Actress Elensio in a still from Papamichael's upcoming Light Falls.

He likes coaching younger cinematographers. He tells them to stay productive, not be too selective or highbrow at the beginning of their careers. “You will learn a lot from just being on set, and that’s how you find people. You want to find people whose approach or sensibilities are similar to yours — that’s how you are going to be successful, by forming these creative collaborations.”


During the production of Sideways (2004), Papamichael peers out from behind the camera as director Alexander Payne (seated) works through a scene.

Triple Play
In 2003 and ’04, Papamichael shot three films one after the other, each with a different director: Sideways (Payne), The Weather Man (Gore Verbinski) and Walk the Line (Mangold). There were just three weeks between each shoot. “That was when I really discovered what it is like to work with different directors!”


Sideways is about a trip two friends (played by Paul Giamatti and Thomas Haden Church) take to California wine country, and was “beautiful to do, very simple. Vilmos [Zsigmond, ASC, HSC] said, ‘This is perfectly shot.’”


Papamichael hovers above Payne’s head during a location shoot for Sideways.

Then he shifted to The Weather Man, which depicts the mid-life crisis of TV news meteorologist David Spritz (Nicolas Cage). “That was more Hitchcockian, pre-designed. It is not necessarily more difficult to shoot when everything is meticulously planned in advance, but I prefer to leave room to discover things as they unfold on set on the day of the shoot — like what the actors do in their performance, or getting the final impression from the set design or location, or the natural light at that moment.


“From the very rigid creative process of The Weather Man, I go to Walk the Line, and I am presented with Joaquin Phoenix. With him, I really don’t know what he is going to do!
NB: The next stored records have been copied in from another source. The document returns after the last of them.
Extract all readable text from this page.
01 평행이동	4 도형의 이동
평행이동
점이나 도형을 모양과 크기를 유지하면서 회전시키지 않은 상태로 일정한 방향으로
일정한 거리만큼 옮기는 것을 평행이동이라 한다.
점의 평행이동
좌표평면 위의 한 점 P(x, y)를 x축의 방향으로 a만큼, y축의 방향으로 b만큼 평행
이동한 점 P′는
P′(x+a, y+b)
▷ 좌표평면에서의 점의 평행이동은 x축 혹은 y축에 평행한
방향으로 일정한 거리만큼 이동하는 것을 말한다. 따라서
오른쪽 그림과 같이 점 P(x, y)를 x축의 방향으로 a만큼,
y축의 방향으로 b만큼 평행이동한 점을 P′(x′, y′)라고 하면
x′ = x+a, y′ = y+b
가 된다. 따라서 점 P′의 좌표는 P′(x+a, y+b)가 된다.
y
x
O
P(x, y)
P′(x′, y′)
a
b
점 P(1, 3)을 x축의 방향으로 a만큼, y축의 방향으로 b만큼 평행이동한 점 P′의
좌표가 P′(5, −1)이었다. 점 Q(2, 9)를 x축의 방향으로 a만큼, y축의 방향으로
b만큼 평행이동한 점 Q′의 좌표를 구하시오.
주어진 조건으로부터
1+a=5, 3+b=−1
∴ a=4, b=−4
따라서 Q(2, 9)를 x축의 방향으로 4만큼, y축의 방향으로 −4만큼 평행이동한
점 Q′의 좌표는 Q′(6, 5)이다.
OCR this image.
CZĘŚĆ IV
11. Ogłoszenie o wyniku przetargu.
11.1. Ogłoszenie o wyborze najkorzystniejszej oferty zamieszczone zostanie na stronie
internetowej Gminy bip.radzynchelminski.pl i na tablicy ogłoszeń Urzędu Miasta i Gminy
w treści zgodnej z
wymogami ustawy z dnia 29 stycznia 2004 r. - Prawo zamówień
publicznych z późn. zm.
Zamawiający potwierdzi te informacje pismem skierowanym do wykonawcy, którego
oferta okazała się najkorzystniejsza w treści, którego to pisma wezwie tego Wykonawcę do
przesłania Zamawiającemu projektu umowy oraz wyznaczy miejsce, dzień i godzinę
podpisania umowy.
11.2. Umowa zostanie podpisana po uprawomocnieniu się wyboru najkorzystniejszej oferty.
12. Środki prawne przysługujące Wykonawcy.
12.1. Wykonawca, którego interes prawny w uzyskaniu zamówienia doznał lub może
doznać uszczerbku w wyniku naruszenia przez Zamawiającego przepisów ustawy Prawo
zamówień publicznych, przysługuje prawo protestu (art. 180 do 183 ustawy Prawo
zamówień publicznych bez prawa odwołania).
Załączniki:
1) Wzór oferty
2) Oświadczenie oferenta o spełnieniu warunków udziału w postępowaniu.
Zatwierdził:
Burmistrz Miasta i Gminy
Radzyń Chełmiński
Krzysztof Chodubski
He keeps the entire crew on their toes — the same way Paul Giamatti and Thomas Haden Church always offered interesting interpretations of the Sideways screenplay.”


In one scene in Walk the Line, a frustrated Cash rips a sink out of the bathroom wall — action Phoenix improvised as the camera rolled. “That wasn’t planned! That sink was in the school since the 1930s! It became clear to me then, doing these three films back-to-back with very little prep, that I prefer the looser way of approaching the shoot. We don’t want to deprive ourselves of the improvisational and instinctive discoveries.”


“You want to find people whose approach or sensibilities are similar to yours — that’s how you are going to be successful, by forming these creative collaborations.”